Menelaos Karavelas created SPARK-51658:
------------------------------------------
Summary: SPIP: Add geospatial types in Spark
Key: SPARK-51658
URL: https://issues.apache.org/jira/browse/SPARK-51658
Project: Spark
Issue Type: New Feature
Components: SQL
Affects Versions: 4.1.0
Reporter: Menelaos Karavelas
*Q1. What are you trying to do? Articulate your objectives using absolutely no
jargon.*
Add two new data types to Spark SQL and PySpark, GEOMETRY and GEOGRAPHY, for
handling location and shape data, specifically:
# GEOMETRY: For working with shapes on a Cartesian space (a flat surface, like
a paper map)
# GEOGRAPHY: For working with shapes on an ellipsoidal surface (like the
Earth's surface)
These will let Spark users work with standard shape types like:
* POINTS, MULTIPOINTS
* LINESTRINGS, MULTILINESTRINGS
* POLYGONS, MULTIPOLYGONS
* GEOMETRY COLLECTIONS
These are [standard shape
types|https://portal.ogc.org/files/?artifact_id=25355] as defined by the [Open
Geospatial Consortium (OGC)|https://www.ogc.org/]. OGC is the international
governing body for standardizing Geographic Information Systems (GIS).

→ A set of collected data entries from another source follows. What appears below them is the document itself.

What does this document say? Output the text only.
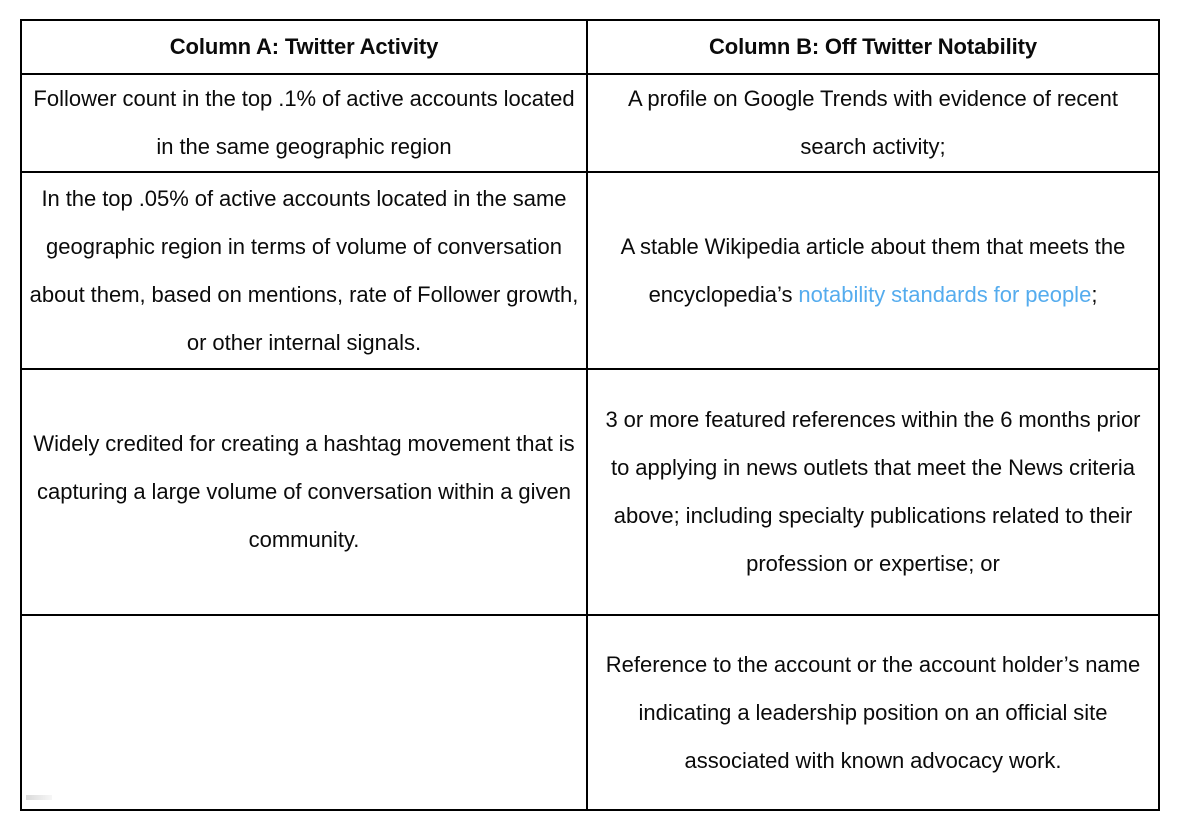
Column A: Twitter Activity	Column B: Off Twitter Notability

Follower count in the top .1% of active accounts located in the same geographic region	A profile on Google Trends with evidence of recent search activity;

In the top .05% of active accounts located in the same geographic region in terms of volume of conversation about them, based on mentions, rate of Follower growth, or other internal signals.	A stable Wikipedia article about them that meets the encyclopedia’s notability standards for people;

Widely credited for creating a hashtag movement that is capturing a large volume of conversation within a given community.	3 or more featured references within the 6 months prior to applying in news outlets that meet the News criteria above; including specialty publications related to their profession or expertise; or

	Reference to the account or the account holder’s name indicating a leadership position on an official site associated with known advocacy work.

New SQL types will be parametrized with an integer value (Spatial Reference
IDentifier - SRID) that defines the underlying coordinate reference system that
geospatial values live in (like GPS coordinates vs. local measurements).
Popular data storage formats
([Parquet|https://github.com/apache/parquet-format/blob/master/Geospatial.md]
and [Iceberg|https://github.com/apache/iceberg/pull/10981]) are adding support
for GEOMETRY and GEOGRAPHY, and the proposal is to extend Spark such that it
can read / write and operate with new geo types.
*Q2. What problem is this proposal NOT designed to solve?*
Build a comprehensive system for advanced geospatial analysis in Spark. While
we're adding basic support for storing and reading location/shape data, we are
not:
* Creating complex geospatial processing functions
* Building spatial analysis tools
* Developing geometric or geographic calculations and transformations
This proposal is laying the foundation - building the infrastructure to handle
geospatial data, but not creating a full-featured geospatial processing system.
Such extension can be done later as a separate improvement.
*Q3. How is it done today, and what are the limits of current practice?*
Current State:
# Users store geospatial data by converting it into basic text (string) or
binary formats because Spark doesn't understand geospatial data directly.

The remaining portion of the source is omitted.